Segundo, a mídia tradicional
perdeu audiência, substituída pela internet. Cada vez mais gente consome
informação de cada vez mais fontes, e cada vez mais gente produz e dissemina
seu próprio conteúdo a partir de mídias sociais e plataformas independentes.
Estima-se que mais de 2/3 dos 156 milhões de usuários norte-americanos do
Facebook utilizem a rede social como principal ou única fonte de informação.
Não há mais, portanto, sentido
em controlar seis ou sete grandes conglomerados, quando jovens de vinte e
poucos anos sem nenhum respeito pelo status quo e morando numa cidadezinha do
interior de Santa Catarina ou Pernambuco podem escrever o que quiserem, sem
intermediários, contando com uma audiência nacional maior do que a da Veja ou
da Carta Capital por várias ordens de grandeza.
O campo de batalha se
deslocou, mas as armas já estavam à disposição dos contendores: rotular de
“discurso de ódio” qualquer dissenso, ou de “notícia falsa” qualquer coisa cuja
publicação não interesse ao avanço da causa progressista. Após o resultado do
Brexit, e, principalmente, após a eleição de Donald Trump, conglomerados como
Google e Facebook foram publicamente acusados de “não terem feito o bastante”
para coibir a disseminação de notícias falsas, já dando como certo que os dois
eventos ocorreram não porque o povo assim quis, mas porque foi enganado.

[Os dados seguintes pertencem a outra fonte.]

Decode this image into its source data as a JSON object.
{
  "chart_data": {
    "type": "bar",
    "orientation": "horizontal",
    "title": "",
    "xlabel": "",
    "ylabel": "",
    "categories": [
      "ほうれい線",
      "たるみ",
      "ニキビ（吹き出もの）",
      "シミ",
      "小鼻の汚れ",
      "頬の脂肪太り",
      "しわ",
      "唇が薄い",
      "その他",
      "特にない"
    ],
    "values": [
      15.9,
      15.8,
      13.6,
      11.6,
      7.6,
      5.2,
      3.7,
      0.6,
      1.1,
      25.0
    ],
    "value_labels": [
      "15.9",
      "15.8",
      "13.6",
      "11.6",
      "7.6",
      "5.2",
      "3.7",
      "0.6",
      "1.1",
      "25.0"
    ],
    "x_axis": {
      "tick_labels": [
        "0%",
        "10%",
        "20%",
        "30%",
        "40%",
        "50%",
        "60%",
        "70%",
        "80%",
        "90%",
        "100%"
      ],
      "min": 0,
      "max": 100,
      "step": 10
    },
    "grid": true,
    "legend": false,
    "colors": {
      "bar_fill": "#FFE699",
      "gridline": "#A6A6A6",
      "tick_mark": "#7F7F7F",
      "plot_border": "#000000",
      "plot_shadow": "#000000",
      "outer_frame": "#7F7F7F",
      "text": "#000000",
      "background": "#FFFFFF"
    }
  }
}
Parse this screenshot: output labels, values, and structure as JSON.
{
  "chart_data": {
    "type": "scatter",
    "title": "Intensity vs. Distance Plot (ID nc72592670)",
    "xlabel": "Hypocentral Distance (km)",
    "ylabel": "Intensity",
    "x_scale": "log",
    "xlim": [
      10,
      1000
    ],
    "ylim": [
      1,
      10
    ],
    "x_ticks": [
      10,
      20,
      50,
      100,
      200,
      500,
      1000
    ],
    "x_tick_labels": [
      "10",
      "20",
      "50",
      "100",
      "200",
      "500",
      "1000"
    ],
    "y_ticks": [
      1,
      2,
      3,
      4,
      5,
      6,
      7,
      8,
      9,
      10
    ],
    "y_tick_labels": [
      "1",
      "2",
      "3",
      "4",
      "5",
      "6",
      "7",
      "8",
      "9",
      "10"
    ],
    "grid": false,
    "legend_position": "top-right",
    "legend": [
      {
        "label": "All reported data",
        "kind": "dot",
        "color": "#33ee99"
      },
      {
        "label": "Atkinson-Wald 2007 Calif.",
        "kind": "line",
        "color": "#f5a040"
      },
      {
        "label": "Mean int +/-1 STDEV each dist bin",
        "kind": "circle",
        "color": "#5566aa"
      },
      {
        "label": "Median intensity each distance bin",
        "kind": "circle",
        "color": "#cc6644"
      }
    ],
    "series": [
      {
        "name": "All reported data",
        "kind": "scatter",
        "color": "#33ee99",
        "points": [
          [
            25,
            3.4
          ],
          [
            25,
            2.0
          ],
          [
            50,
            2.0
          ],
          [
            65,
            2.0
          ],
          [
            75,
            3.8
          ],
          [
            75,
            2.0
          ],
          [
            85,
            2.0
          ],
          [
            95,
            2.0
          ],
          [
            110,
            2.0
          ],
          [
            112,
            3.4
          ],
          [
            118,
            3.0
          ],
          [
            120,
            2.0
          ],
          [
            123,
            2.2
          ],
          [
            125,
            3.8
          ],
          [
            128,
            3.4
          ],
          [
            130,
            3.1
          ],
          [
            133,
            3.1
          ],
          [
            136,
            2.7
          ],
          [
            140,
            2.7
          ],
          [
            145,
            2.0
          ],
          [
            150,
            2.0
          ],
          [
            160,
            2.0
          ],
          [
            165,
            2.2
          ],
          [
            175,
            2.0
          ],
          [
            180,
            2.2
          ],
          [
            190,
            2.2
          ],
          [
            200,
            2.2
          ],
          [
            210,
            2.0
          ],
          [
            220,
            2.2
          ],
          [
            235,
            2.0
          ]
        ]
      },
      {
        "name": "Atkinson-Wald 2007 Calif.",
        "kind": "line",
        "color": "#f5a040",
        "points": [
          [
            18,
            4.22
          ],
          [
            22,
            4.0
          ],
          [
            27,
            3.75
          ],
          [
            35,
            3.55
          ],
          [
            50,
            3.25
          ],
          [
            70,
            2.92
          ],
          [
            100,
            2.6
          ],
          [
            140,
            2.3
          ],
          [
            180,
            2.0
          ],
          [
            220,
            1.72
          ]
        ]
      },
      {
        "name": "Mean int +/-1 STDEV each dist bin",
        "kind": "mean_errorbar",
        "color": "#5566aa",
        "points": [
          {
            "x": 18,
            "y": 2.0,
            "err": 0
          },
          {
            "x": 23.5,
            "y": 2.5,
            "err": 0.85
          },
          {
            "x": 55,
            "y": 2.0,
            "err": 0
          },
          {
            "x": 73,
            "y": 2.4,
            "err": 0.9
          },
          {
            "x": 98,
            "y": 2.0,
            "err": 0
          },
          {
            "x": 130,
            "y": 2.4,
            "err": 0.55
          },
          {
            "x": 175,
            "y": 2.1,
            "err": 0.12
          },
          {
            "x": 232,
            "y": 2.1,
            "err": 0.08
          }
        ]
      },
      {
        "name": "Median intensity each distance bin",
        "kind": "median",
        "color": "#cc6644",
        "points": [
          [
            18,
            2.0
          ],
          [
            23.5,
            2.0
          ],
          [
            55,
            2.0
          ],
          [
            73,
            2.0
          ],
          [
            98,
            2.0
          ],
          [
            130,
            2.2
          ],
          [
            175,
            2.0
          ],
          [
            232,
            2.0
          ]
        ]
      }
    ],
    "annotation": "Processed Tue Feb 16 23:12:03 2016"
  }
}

Esqueceu-se, por exemplo, que as campanhas de Barack Obama em 2008 e 2012 foram
pródigas na utilização não só das redes sociais, mas de robôs geradores de
clicks, fazendo com que as notícias positivas sobre Obama enterrassem as
negativas e parecessem onipresentes nos mecanismos de buscas.
O problema é a definição de
“notícia falsa”. O timing do assunto causa desconfiança. Após a vitória de
Trump, sob pressão, o Google anunciou no final do ano passado uma ferramenta de
fact check, que vai utilizar algoritmos para determinar se um link traz uma
notícia falsa, rebaixando-o nos resultados da busca nessa hipótese. Além disso,
sites que recebam o rótulo de disseminadores de notícias falsas serão proibidos
de utilizar o AdSense para ganhar dinheiro. Mas ninguém sabe como esse
algoritmo será calibrado, nem o grau de interferência humana no processo.
Mas a polêmica maior se deu
com o Facebook, já que o próprio Zuckerberg veio a público inicialmente
afirmando que sua rede não poderia censurar previamente conteúdo dos usuários.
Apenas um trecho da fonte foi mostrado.